Responsibility doesn’t rest solely with health systems. A unified approach is needed, starting with standardizing AI deployment at scale. Sensible, national-level regulations can ensure AI improves our collective healthcare while, at the same time, must avoid overreach that stifles innovation. Overly restrictive measures risk hampering progress, but clear guidelines on infrastructure, usage, and data governance are essential. These standards can help address bias, mitigate risks, and foster a system where AI elevates care quality for all patients, not just the privileged few.
From a founder’s perspective, what advice would you give to entrepreneurs looking to bring AI into healthcare, considering the unique regulatory and ethical challenges of the industry?
Successful entrepreneurs, particularly in healthcare, must not only challenge the status quo but also reject the notion that the system is beyond fixing. The opportunities to improve healthcare are immense, but once you dive deep into the self-imposed complexities and the hurdles the industry presents, the scale of the problems can seem overwhelming. True innovation requires resilience—the ability to confront these challenges head-on and to remain steadfast in your mission. Your vision to improve care and outcomes must always outweigh the obstacles of scaling technology.
Success in healthcare isn’t just about the technology – it’s also about aligning with the needs of patients, providers, and systems, and having the resolve to smile even when the path gets steep. My advice: Stay adaptable, embrace setbacks, and focus on building solutions that solve for immediate, real-world problems.
Looking ahead, what are the most exciting AI advancements you foresee in the next 5–10 years for healthcare, and what specific areas do you think AI will struggle to penetrate?
Predicting the future is tricky—it’s uncertain and ever-changing.
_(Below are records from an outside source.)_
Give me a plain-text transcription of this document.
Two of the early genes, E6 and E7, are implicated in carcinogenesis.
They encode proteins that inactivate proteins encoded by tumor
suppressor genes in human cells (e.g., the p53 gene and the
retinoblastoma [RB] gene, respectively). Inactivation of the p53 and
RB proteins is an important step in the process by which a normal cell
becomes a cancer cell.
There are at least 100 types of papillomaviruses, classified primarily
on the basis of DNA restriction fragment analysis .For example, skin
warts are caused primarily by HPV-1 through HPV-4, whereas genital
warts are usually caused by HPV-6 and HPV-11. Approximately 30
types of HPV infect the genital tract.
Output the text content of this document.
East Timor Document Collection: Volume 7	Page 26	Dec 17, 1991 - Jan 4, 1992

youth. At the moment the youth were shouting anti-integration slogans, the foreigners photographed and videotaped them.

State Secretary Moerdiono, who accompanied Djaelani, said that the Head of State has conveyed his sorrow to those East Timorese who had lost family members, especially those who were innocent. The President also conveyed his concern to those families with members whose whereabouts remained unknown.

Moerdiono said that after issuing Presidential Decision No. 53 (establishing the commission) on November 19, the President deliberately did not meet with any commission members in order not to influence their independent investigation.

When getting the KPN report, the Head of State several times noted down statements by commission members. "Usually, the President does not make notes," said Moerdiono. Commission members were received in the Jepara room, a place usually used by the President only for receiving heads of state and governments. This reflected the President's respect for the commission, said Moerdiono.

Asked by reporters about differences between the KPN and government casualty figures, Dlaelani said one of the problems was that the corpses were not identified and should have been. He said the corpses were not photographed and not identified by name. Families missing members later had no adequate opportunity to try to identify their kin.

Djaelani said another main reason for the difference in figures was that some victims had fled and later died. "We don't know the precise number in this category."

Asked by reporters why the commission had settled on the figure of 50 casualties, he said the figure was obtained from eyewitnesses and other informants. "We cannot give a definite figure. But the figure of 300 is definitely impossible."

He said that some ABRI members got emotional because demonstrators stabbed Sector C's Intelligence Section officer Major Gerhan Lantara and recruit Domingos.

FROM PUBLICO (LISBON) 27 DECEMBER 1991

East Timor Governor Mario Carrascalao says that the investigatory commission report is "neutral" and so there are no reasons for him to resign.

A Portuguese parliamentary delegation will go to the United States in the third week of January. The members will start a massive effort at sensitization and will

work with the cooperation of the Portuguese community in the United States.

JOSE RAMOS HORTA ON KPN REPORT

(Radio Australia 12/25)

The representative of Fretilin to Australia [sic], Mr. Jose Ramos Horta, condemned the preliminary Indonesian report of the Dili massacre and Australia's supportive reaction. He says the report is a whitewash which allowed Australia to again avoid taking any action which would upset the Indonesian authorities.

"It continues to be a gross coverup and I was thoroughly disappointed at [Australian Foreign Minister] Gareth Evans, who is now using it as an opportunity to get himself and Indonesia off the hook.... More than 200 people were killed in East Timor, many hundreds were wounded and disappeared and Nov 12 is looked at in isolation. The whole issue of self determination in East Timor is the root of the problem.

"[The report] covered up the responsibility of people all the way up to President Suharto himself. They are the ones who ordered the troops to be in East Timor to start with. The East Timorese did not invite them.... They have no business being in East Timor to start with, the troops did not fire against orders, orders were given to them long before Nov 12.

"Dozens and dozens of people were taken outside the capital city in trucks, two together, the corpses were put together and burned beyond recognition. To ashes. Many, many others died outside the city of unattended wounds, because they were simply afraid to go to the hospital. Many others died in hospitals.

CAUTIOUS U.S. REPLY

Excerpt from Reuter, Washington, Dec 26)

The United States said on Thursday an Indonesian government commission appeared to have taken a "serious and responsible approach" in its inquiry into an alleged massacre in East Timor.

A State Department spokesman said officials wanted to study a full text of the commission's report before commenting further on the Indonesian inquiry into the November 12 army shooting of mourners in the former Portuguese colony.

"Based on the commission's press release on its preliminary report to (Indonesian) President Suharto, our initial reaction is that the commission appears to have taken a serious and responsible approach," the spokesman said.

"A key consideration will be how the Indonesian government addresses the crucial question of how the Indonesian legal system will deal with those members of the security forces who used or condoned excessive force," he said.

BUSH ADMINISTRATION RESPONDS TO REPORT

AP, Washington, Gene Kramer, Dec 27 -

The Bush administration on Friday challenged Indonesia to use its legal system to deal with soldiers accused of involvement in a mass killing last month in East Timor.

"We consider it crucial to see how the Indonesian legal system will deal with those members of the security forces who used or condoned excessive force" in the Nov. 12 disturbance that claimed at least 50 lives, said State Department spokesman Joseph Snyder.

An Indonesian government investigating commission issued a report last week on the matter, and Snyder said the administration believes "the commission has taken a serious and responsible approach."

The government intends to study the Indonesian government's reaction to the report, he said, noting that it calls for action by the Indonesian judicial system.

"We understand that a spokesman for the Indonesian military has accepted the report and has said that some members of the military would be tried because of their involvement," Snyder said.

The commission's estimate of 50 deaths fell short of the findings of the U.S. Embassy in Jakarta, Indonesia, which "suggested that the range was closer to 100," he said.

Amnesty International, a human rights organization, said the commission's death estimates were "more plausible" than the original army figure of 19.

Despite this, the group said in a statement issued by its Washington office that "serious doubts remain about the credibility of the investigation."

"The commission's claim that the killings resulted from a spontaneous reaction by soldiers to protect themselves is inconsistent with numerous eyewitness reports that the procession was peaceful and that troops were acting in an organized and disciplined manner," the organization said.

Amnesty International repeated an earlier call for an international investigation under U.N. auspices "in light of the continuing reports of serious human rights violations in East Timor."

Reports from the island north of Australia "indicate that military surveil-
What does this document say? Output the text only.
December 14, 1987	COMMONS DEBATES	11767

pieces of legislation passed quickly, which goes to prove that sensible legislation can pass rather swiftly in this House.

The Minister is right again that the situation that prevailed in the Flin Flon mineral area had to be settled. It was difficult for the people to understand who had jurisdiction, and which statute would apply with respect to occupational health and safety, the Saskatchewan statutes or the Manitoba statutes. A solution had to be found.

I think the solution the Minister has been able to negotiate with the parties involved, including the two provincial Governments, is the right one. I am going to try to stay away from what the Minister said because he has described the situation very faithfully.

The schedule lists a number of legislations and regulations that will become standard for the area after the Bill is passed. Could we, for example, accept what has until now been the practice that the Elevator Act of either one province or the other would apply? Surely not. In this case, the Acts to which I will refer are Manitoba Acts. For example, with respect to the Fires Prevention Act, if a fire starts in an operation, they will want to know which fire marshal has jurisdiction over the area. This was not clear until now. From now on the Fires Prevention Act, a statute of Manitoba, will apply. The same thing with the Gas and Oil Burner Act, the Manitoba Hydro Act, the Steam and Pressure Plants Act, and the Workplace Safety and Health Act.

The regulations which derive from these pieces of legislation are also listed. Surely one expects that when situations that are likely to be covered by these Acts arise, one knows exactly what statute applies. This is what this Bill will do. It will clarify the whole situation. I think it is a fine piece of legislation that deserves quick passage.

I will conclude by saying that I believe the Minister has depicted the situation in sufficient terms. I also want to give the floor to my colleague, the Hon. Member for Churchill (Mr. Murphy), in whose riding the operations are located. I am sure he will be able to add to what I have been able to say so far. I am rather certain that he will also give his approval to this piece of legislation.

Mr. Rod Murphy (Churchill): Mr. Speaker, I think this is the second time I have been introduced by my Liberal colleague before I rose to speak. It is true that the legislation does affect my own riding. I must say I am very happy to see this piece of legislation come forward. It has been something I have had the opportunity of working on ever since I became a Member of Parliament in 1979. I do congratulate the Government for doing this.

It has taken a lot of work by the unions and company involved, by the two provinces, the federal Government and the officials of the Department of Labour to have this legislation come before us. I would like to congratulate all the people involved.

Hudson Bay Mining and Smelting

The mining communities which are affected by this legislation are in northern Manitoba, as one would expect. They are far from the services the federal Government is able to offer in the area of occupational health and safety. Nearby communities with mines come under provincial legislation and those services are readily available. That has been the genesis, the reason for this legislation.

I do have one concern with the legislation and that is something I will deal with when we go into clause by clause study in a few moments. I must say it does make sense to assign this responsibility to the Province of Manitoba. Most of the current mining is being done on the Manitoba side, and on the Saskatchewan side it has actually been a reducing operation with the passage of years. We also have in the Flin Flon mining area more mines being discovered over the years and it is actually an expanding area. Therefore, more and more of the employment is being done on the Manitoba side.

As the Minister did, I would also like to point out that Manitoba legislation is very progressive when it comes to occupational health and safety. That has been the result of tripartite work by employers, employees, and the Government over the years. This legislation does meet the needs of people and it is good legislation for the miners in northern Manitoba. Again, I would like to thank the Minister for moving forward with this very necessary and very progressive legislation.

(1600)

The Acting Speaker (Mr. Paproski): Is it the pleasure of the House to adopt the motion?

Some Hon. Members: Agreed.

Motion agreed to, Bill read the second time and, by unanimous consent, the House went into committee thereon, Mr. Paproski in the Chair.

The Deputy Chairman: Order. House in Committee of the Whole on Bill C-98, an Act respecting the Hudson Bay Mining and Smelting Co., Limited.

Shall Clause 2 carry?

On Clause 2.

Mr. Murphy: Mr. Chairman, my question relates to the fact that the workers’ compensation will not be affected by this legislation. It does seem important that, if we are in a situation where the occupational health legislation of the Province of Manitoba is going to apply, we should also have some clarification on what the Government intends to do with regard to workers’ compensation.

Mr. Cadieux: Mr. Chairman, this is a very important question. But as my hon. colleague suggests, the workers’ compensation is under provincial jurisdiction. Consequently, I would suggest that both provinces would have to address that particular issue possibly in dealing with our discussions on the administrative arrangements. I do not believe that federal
With thousands of companies exploring AI from every angle, the potential is incredible, but so are the challenges. What we do know, however, is that AI is poised to fundamentally reshape how care is accessed, delivered, and experienced. One of the most exciting advancements I foresee over the horizon is truly personalized medicine—tailored treatment plans and unique therapeutic “cocktails” designed to give each patient exactly what they need to heal and thrive.
Healthcare – long hamstrung by fragmented data and outdated systems – is on the brink of breaking free. And by connecting patient records, addressing population disparities, and using predictive models, AI has the power to create life-saving solutions while shifting the focus of healthcare toward greater access and consumer-centric care.
We’re still in the early stages of this journey and navigating unknowns. While we can’t predict the exact breakthroughs ahead, we know AI is steadily improving how care is delivered—driving better outcomes for patients and empowering providers. The progress already being made is inspiring, and I’m proud to contribute to this transformation.